Kudos to Target for getting it. That will pay dividends now and in the future.

Oh, and their campaign started July. I guess they don’t owe us royalties… Dang…

Breaking Down Viral Marketing

October 10, 2007 | Leave a Comment

This morning I found an excellent post written by Karl Long over at ExperienceCurve discussing his ideas on co-creative marketing, a concept he feels is similiar to viral marketing but as he put it “more holistic”, as it builds value over time through usersharing.jpg contributions.

Truthfully it is hard if not impossible to pinpoint what causes something to “go viral”, or causes something to go one step further as co-creative - but we do learn a lot from breaking down some of the key components of these campaigns. In Karl’s post he does a great job outlining what he believes to be the three components of co-creative marketing: Shareable, Mashable, and Hackable.

He goes into great depth describing each of these in his article so I’ll let you read it for yourselves- but I do think it causes some questions to arise that regardless of whether you are executing a social media campaign currently or not - we all need to consider.

1. Does your website have RSS feeds? Why not?

2. Do you have valuable industry information that you are hoarding? Why aren’t you sharing with customers or prospects?

3. How are customers bringing added value to your product? Are they customizing? Are they using your products in new ways? If so, what are you doing to share this to other customers and prospects?

These are just a few of the many considerations that come to my mind, but the basic consensus is this - are you sharing? Are you making it easier to spread your message?

As always, let me know if you have anything else to add or revise.

Why Social Media Marketing is Hard for Corporations

October 5, 2007 | 6 Comments

Geoff Livingston over at The Buzz Bin has an interesting post about how savoir-faire is needed in social media marketing, and how hard it is for companies to be genuine. He says, correctly, that relationship building is about trust and perhaps this is why the Chief Marketing Officers (CMOs) of the world are having a hard time grasping social media.

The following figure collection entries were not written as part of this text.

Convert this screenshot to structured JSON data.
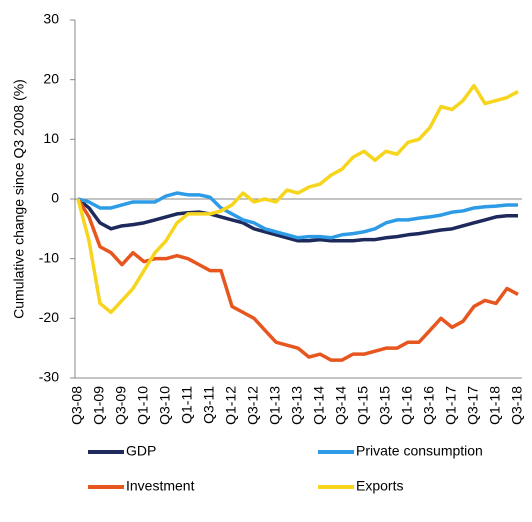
{
  "chart_data": {
    "type": "line",
    "y_label": "Cumulative change since Q3 2008 (%)",
    "categories": [
      "Q3-08",
      null,
      "Q1-09",
      null,
      "Q3-09",
      null,
      "Q1-10",
      null,
      "Q3-10",
      null,
      "Q1-11",
      null,
      "Q3-11",
      null,
      "Q1-12",
      null,
      "Q3-12",
      null,
      "Q1-13",
      null,
      "Q3-13",
      null,
      "Q1-14",
      null,
      "Q3-14",
      null,
      "Q1-15",
      null,
      "Q3-15",
      null,
      "Q1-16",
      null,
      "Q3-16",
      null,
      "Q1-17",
      null,
      "Q3-17",
      null,
      "Q1-18",
      null,
      "Q3-18"
    ],
    "series": [
      {
        "name": "GDP",
        "color": "#1f2a5c",
        "values": [
          0,
          -1.5,
          -4,
          -5,
          -4.5,
          -4.3,
          -4,
          -3.5,
          -3,
          -2.5,
          -2.3,
          -2.2,
          -2.5,
          -3,
          -3.5,
          -4,
          -5,
          -5.5,
          -6,
          -6.5,
          -7,
          -7,
          -6.8,
          -7,
          -7,
          -7,
          -6.8,
          -6.8,
          -6.5,
          -6.3,
          -6,
          -5.8,
          -5.5,
          -5.2,
          -5,
          -4.5,
          -4,
          -3.5,
          -3,
          -2.8,
          -2.8
        ]
      },
      {
        "name": "Private consumption",
        "color": "#2e9be6",
        "values": [
          0,
          -0.5,
          -1.5,
          -1.5,
          -1,
          -0.5,
          -0.5,
          -0.5,
          0.5,
          1,
          0.7,
          0.7,
          0.3,
          -1.5,
          -2.5,
          -3.5,
          -4,
          -5,
          -5.5,
          -6,
          -6.5,
          -6.3,
          -6.3,
          -6.5,
          -6,
          -5.8,
          -5.5,
          -5,
          -4,
          -3.5,
          -3.5,
          -3.2,
          -3,
          -2.7,
          -2.2,
          -2,
          -1.5,
          -1.3,
          -1.2,
          -1,
          -1
        ]
      },
      {
        "name": "Investment",
        "color": "#e8561f",
        "values": [
          0,
          -3,
          -8,
          -9,
          -11,
          -9,
          -10.5,
          -10,
          -10,
          -9.5,
          -10,
          -11,
          -12,
          -12,
          -18,
          -19,
          -20,
          -22,
          -24,
          -24.5,
          -25,
          -26.5,
          -26,
          -27,
          -27,
          -26,
          -26,
          -25.5,
          -25,
          -25,
          -24,
          -24,
          -22,
          -20,
          -21.5,
          -20.5,
          -18,
          -17,
          -17.5,
          -15,
          -16
        ]
      },
      {
        "name": "Exports",
        "color": "#f7d51d",
        "values": [
          0,
          -7,
          -17.5,
          -19,
          -17,
          -15,
          -12,
          -9,
          -7,
          -4,
          -2.5,
          -2.5,
          -2.5,
          -2,
          -1,
          1,
          -0.5,
          0,
          -0.5,
          1.5,
          1,
          2,
          2.5,
          4,
          5,
          7,
          8,
          6.5,
          8,
          7.5,
          9.5,
          10,
          12,
          15.5,
          15,
          16.5,
          19,
          16,
          16.5,
          17,
          18
        ]
      }
    ],
    "ylim": [
      -30,
      30
    ],
    "yticks": [
      30,
      20,
      10,
      0,
      -10,
      -20,
      -30
    ],
    "grid": false
  }
}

That’s all true, and easy to say, until you’ve been in charge of marketing in an organization. Suddenly, how “it could be so hard” becomes obvious. The system around the CMO has not historically valued long, patient, frank, two-way dialogue. Far from it.

Advertising maintains its appeal to the CMO because he/she can control and measure it, you can buy as much “noise” as you want. PR has similarities, too. But with social media, the people you’re “targeting” have to want to talk about you. When you work for a social media agency, you learn pretty quickly that “targets” don’t have to want to talk about your client’s product. Or they may not want to today. But the CMO is being asked to move product–today.

Over the last 40 years we’ve all gotten away from the true “marketplace” mentality (like the picture here…) in which an exchange is negotiated via two-way communication). Professional marketers were trained to talk. They were the “spinners”, the ones who could come up with the talking points, the unique selling proposition. Whether a customer was ready to listen wasn’t a big concern. We just had to figure out what shows they were watching and hope they stayed on the couch.

Now, fairly suddenly, the “marketplace” concept is coming back through social media, and people are talking about the principles of community building. Accurate, all of it, but also a sea change. I have a Masters Degree in Public Communications that I got only about 11 years ago. We never once talked about community building. We basically talked message packaging…

Social media marketing is coming, more slowly than maybe it should. And big marketers are used to having control and doing big campaigns. That means they are going to make big mistakes. Should we call them on those mistakes? Abso-lutely. That’s what we do on this site (Example 1. Example 2.). But we also respect the ones that have their toes in the water, because some of them are getting it right (Example 1. Example 2.). And when they get it right, it makes communicating with these companies that much better. Hang in there.